La fotografia settimanale dei principali futures mostra un mercato a più velocità. L’azionario USA è in fase di rimbalzo dopo lo strappo ribassista di inizio giugno, le materie prime raccontano dinamiche divergenti con i metalli preziosi in discesa e il comparto crypto resta sotto forte pressione con la sola eccezione di Tron. Chi ha sorpreso in positivo è stata la Borsa italiana.
Azionario in recupero ma crypto deboli
Nel grafico allegato si possono osservare le performance dei vari indici. Il Nasdaq segna +2,19% settimanale, sostenuto nuovamente da una ripresa del settore tecnologico, tuttavia, il mensile resta a -2,48%, fotografia della correzione di inizio giugno. Il rialzo annuale si attesta con YTD a +16,42%.

L’S&P 500 segue con +0,47% weekly, -2,11% mensile e un andamento da inizio anno che si limita a +7,72%. Anche il Dow Jones tiene il passo ma da inizio anno si limita a un +5,90% elemento che evidenzia come i settori tradizionali non stiano tirando la corsa di Wall Street.
La vera sorpresa di questa settimana è però il FTSE MIB, che sovraperforma tutti gli indici principali con +3,19% settimanale e un andamento a giugno a +2,88%. Il rally di Piazza Affari da inizio anno si attesta a un +14,24%. Il driver della Borsa italiana è il risiko bancario in pieno svolgimento e che coinvolge in primis Intesa Sanpaolo e il Monte dei Paschi di Siena.
Commodity divergenti, Brent in correzione
Il prezzo del petrolio è in contrazione se pur le tensioni Iran – USA restano alte. Il Brent cede -4,89% settimanale e il -12,79% trimestrale, pur restando da inizio anno a un +48,5%. L’oro cede -2,9% settimanale e -2,33% da inizio anno, mentre l’argento perde -1,63% nella settimana nonostante un dodici mesi monstre a +87,92%. I metalli preziosi sono sotto pressione nel breve termine, ma il quadro di lungo periodo resta straordinario e il trend strutturale appare intatto.
Crypto ancora deboli, solo Tron tiene
Bitcoin segna +1,08% settimanale, con un tentativo di stabilizzazione dopo la pesante correzione in atto da metà maggio. A giugno resta a -13,45% e il crollo da inizio anno registra un -27,24%. Va peggio se consideriamo l’andamento degli ultimi dodici mesi a -40,48% che fotografa il ciclo ribassista in corso. Per un’analisi più approfondita vi rimandiamo all’articolo: Bitcoin dopo il crollo: trappola o ripartenza? Livelli chiave da studiare.

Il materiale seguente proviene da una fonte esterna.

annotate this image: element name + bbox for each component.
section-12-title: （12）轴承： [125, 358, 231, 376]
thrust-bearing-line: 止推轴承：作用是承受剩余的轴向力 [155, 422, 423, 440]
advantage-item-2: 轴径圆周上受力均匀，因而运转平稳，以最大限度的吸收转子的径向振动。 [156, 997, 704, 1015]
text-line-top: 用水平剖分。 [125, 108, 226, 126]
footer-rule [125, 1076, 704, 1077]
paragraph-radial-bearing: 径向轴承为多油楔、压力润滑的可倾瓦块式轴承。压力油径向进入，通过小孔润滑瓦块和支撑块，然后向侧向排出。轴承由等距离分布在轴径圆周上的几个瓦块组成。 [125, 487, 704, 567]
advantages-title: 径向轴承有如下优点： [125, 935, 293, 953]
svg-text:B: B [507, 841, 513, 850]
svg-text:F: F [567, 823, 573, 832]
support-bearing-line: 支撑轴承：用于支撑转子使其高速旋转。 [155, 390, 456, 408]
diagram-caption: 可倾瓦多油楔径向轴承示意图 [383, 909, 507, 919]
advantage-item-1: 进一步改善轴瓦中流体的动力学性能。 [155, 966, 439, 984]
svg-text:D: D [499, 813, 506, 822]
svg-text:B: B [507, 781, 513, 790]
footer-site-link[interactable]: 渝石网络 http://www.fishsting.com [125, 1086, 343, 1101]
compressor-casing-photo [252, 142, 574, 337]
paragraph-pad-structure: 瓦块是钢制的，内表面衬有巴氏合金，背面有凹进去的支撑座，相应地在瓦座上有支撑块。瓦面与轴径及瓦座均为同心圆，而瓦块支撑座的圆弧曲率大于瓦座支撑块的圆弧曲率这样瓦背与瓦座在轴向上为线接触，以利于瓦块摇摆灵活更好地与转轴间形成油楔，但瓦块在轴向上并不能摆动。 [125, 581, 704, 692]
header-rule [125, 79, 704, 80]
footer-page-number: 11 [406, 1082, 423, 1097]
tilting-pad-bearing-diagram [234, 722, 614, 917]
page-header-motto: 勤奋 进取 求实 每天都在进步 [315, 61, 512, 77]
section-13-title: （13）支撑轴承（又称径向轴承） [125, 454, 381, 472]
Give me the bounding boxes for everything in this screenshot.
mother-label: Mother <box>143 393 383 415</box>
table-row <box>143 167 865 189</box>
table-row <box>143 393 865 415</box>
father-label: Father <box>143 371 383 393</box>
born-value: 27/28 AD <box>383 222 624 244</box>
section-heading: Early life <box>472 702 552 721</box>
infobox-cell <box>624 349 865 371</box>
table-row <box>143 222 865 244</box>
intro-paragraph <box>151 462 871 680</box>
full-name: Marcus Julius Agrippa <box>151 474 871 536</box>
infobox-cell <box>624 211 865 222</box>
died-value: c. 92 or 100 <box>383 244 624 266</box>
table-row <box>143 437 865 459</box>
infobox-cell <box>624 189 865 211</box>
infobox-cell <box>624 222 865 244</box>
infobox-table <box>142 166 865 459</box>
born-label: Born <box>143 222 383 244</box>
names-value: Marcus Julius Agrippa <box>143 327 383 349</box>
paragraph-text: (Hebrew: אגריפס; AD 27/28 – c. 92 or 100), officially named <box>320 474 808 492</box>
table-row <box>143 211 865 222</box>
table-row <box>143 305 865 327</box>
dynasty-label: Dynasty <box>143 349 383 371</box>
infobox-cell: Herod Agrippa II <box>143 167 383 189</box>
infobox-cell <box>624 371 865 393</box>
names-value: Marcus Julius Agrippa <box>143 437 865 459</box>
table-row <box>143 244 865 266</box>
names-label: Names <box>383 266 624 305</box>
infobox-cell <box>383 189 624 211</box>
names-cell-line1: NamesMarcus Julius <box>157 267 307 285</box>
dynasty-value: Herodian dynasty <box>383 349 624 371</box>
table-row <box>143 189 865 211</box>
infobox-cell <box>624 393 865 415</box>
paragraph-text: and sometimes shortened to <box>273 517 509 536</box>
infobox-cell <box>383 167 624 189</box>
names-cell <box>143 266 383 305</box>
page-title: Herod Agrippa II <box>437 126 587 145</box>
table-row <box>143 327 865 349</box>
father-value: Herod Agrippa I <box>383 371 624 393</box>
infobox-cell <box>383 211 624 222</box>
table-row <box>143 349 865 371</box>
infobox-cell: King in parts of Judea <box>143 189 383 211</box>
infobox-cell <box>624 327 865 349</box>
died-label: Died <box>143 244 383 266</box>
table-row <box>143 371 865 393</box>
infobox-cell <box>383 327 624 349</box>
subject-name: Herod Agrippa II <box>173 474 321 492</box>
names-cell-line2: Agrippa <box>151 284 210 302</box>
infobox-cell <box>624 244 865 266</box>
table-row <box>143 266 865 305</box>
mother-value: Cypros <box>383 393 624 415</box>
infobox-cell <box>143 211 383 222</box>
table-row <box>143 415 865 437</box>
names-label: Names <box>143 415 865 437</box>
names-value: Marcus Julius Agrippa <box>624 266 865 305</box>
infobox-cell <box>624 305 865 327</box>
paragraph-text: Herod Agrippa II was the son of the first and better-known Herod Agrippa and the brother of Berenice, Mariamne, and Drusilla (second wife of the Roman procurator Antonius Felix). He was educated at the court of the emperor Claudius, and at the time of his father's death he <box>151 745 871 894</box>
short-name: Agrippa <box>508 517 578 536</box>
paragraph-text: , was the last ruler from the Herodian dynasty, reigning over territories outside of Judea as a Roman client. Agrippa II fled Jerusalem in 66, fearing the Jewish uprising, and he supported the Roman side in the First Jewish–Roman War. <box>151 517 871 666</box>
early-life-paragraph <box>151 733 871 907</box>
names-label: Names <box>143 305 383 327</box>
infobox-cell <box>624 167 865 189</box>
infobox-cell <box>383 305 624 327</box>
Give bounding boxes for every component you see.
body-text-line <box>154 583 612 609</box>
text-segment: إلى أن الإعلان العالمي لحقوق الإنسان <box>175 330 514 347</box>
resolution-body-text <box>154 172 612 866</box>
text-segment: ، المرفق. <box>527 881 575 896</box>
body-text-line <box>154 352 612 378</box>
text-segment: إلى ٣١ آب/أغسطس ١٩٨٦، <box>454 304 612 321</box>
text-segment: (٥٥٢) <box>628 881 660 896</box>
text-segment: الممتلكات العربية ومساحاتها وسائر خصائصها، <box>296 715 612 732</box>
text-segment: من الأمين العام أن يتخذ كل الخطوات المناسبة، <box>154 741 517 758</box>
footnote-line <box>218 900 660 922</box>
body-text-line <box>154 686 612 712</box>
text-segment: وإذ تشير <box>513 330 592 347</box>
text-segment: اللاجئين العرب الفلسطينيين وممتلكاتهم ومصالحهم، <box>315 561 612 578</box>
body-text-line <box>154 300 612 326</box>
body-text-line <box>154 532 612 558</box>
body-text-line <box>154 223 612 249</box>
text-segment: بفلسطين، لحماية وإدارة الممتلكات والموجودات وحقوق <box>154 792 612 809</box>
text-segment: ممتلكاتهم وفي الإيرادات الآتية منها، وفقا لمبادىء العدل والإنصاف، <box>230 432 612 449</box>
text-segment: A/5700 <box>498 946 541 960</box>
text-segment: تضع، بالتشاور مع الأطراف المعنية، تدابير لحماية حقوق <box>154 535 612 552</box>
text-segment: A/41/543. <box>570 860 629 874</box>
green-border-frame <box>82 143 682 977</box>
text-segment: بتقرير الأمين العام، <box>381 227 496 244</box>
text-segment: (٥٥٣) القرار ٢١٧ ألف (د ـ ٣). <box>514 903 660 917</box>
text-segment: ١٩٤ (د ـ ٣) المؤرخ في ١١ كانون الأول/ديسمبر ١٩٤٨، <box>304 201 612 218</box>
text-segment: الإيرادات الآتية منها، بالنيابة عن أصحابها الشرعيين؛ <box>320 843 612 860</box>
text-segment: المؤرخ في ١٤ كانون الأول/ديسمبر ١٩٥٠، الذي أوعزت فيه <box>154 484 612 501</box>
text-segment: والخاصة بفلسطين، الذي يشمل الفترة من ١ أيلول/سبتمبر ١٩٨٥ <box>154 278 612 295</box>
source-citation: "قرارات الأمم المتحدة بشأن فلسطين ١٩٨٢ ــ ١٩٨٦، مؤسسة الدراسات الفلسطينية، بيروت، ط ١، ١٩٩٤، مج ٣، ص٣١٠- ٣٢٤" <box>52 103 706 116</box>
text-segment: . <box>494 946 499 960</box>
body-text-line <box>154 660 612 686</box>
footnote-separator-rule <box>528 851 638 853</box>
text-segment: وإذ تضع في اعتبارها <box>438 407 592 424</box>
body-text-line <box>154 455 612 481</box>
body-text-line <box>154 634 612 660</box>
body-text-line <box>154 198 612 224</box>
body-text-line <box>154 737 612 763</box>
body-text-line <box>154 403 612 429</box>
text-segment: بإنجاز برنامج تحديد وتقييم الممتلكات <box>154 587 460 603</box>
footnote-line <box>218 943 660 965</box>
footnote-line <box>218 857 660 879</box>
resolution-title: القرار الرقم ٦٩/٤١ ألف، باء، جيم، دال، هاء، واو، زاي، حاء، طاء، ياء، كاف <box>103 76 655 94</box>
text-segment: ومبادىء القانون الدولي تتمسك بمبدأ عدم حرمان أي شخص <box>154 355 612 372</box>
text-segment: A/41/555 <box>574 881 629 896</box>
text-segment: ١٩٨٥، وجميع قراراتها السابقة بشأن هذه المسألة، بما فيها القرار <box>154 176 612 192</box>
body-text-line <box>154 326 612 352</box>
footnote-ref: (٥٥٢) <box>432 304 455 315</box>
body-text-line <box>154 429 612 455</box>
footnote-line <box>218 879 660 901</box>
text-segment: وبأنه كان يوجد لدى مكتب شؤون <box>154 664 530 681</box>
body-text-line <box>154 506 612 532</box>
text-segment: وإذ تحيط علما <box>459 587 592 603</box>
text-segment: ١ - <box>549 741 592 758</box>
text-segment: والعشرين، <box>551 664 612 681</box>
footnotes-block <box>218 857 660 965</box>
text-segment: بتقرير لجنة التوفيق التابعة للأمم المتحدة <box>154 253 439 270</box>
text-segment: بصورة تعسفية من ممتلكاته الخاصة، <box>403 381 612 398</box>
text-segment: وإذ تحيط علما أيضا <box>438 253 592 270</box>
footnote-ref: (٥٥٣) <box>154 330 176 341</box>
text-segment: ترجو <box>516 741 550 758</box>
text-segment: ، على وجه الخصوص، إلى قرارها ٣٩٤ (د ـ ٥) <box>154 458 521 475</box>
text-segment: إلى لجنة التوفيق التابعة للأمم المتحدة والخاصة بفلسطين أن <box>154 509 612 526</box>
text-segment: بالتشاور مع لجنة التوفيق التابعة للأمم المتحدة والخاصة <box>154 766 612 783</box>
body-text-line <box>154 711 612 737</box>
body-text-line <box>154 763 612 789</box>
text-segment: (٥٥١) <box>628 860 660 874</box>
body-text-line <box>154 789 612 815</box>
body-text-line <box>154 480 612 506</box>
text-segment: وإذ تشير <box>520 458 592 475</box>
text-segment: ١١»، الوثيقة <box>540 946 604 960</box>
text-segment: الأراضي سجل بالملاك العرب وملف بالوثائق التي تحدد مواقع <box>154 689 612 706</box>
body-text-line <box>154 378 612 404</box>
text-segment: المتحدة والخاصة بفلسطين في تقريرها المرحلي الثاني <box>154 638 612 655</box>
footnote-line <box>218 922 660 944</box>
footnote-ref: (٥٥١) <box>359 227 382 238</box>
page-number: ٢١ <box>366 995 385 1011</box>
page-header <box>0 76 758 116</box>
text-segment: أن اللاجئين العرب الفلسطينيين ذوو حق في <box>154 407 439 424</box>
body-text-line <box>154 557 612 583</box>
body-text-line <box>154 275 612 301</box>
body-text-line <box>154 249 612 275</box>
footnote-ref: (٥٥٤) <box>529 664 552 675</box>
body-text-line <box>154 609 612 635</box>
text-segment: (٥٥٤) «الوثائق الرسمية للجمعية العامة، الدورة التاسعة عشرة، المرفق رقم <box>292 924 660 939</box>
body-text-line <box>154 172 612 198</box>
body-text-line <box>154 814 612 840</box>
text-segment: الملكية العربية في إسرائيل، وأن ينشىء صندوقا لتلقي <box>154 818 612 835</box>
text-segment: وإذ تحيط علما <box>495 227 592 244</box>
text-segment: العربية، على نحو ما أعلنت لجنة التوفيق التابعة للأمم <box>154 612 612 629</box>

Ethereum appare ancora più debole, con un mensile a -16,58% e un YTD pesantissimo a -43,66%, mentre sul dodici mesi cede -32,64% comportandosi meglio di BTC. Solana è la peggiore del gruppo, con un crollo del -56,49% sui dodici mesi e -45,96% da inizio anno.
Pesante è anche l’andamento di XRP, a -37,94% da inizio 2026 mentre Dogecoin segna -25,81% YTD e BNB cede -30,14% da inizio anno. L’unica vera eccezione è Tron, con un +11,32% da inizio anno, che si conferma asset difensivo del comparto crypto in una fase di estrema debolezza generale.
SpaceX ha catalizzato l’attenzione
Ieri c’è stato il debutto di SpaceX sul Nasdaq con un prezzo di collocamento a 135 dollari. La complessa asta di apertura ha tenuto i trader in attesa per ore, con disservizi su diverse piattaforme dei vari broker. SPCX ha aperto a 150 dollari, chiudendo la seduta a 157,25 dollari con un rialzo del +16,48%. Nel grafico allegato abbiamo la comparativa tra il prezzo ufficiale al Nasdaq e l’andamento su Hyperliquid che gira anche nel weekend.